"For years, most of "Sopranos" fandom has been divided into two intersecting sets: those who watch for the whacking and crude humor, and those who watch for the psychiatry and art-house storytelling."
I'm definitely in the "Both" camp. I love the goomba stuff, and I love the philosophical meanderings. Which is what makes it one of the best shows ever.
The more I think about last night's show, the more I like it, because its an investment episode. Everything that follows, the inevitable "bloody action packed climax", is going to be heightened because of the pensive and soft moments shown among the various family members, even if those moments merely reiterate or expand upon their varied and obvious flaws. When Carmella weeps over the bullet riddled corpse of AJ because he did something really stupid (or maybe he kills himself by hanging or the like when he realizes he's basically hopeless), it won't be powerful because AJ was a good kid, it'll be powerful because he *wasn't* a good kid, and the tragedy isn't so much his death as it is his life, and the failure of his parents--who love him more than anything, despite their shallowness or corruption--to raise him properly. That's what would be sad. And the scenes between AJ and Carmella last night, and next week, "You are a cross to bear", will be what empowers one of the series' inevitable climaxes.
There is a New Age faith that mixes Buddhism and Christianity in its view of the afterlife. They believe that at death, the spirit occupying the body splits in two. One half of the spirit contains the memories of this latest life, and it survives, either happy about this life or filled with regret about it. The other half, stripped of all memories, ends up in one of three places based on its latest life. It may end up in the light, merged into the greater Godhead, known to Buddhists as Nirvana or Extinguishment, and to the Christians as sainthood. Or it may end up at the Womb's Door, known to all as reincarnation. Or it may be sent to the garbage pit to be devoured and annihilated. (The lighthouse versus the fire.)
Tony says, "My whole life was in that briefcase." He has been stripped of his memories. Kevin Finnerty, courtesy of the joke from that guy in the bar, means Infinity. And a Buddhist slaps him as a karmic reward!
Tony says, "Who am I? Where do I go?" Stripped of memories, he doesn't know who he is, or why he is where he is. But he knows, courtesy of that session in the ER, that he's headed for the garbage pit.
The scenes for the next episode show an empire that is falling apart.
Chris's statement about the guy who hanged himself -- "He took the easy way out" -- will, I suspect, echo when Chris turns rat over the Middle Eastern players in the story and ends up taking the easy way out himself.

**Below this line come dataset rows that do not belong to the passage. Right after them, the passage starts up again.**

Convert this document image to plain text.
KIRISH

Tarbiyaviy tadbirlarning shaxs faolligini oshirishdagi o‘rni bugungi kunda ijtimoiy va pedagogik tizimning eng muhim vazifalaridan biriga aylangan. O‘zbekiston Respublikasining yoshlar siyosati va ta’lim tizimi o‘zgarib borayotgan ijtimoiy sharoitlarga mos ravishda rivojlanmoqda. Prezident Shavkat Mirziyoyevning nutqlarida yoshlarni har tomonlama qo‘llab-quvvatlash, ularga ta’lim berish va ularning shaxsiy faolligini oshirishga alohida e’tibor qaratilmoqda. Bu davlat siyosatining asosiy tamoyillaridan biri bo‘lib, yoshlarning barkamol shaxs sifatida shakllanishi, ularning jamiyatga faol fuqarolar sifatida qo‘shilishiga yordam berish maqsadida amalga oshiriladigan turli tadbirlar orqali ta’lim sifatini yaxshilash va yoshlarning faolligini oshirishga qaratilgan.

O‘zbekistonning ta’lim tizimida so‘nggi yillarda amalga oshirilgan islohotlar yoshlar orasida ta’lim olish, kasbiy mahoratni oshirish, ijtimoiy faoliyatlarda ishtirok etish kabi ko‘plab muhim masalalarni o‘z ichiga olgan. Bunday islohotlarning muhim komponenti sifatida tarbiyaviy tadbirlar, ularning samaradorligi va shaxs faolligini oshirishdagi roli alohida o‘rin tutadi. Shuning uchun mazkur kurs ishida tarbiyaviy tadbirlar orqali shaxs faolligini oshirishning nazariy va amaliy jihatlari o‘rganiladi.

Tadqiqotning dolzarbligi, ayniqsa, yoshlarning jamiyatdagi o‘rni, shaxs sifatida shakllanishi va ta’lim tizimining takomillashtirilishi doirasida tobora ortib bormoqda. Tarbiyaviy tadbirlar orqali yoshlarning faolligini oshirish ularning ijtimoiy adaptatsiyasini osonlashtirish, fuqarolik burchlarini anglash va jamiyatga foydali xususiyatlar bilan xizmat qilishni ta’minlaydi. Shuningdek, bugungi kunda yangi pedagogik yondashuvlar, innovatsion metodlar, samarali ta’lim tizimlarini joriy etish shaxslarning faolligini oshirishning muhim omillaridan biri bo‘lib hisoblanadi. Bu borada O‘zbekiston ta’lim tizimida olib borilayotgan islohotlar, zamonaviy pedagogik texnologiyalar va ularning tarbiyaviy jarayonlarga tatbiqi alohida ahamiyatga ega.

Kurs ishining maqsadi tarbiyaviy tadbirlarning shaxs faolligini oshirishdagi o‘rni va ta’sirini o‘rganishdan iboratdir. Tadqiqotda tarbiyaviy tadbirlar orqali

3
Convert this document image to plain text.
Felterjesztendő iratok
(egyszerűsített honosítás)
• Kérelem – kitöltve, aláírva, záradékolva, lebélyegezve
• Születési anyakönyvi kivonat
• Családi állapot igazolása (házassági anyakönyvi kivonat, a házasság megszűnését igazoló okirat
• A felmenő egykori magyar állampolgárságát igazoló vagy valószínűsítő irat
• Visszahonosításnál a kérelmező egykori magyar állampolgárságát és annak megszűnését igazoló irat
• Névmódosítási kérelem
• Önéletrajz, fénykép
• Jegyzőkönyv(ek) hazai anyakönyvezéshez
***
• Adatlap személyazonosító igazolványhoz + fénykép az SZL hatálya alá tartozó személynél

Now expelled from college, AJ is certainly going to try his hand at the family business, and he'll be no more successful at that than at anything else he's tried. He'll be the next Bevilacqua kid or Jackie Jr. He may or may not cap old Uncle Junior, but he's headed for disaster.
I don't see Tony returning from this journey. Either he dies in two weeks, or he lives as a vegatable, a mute witness to the collapse of everything he's worked for.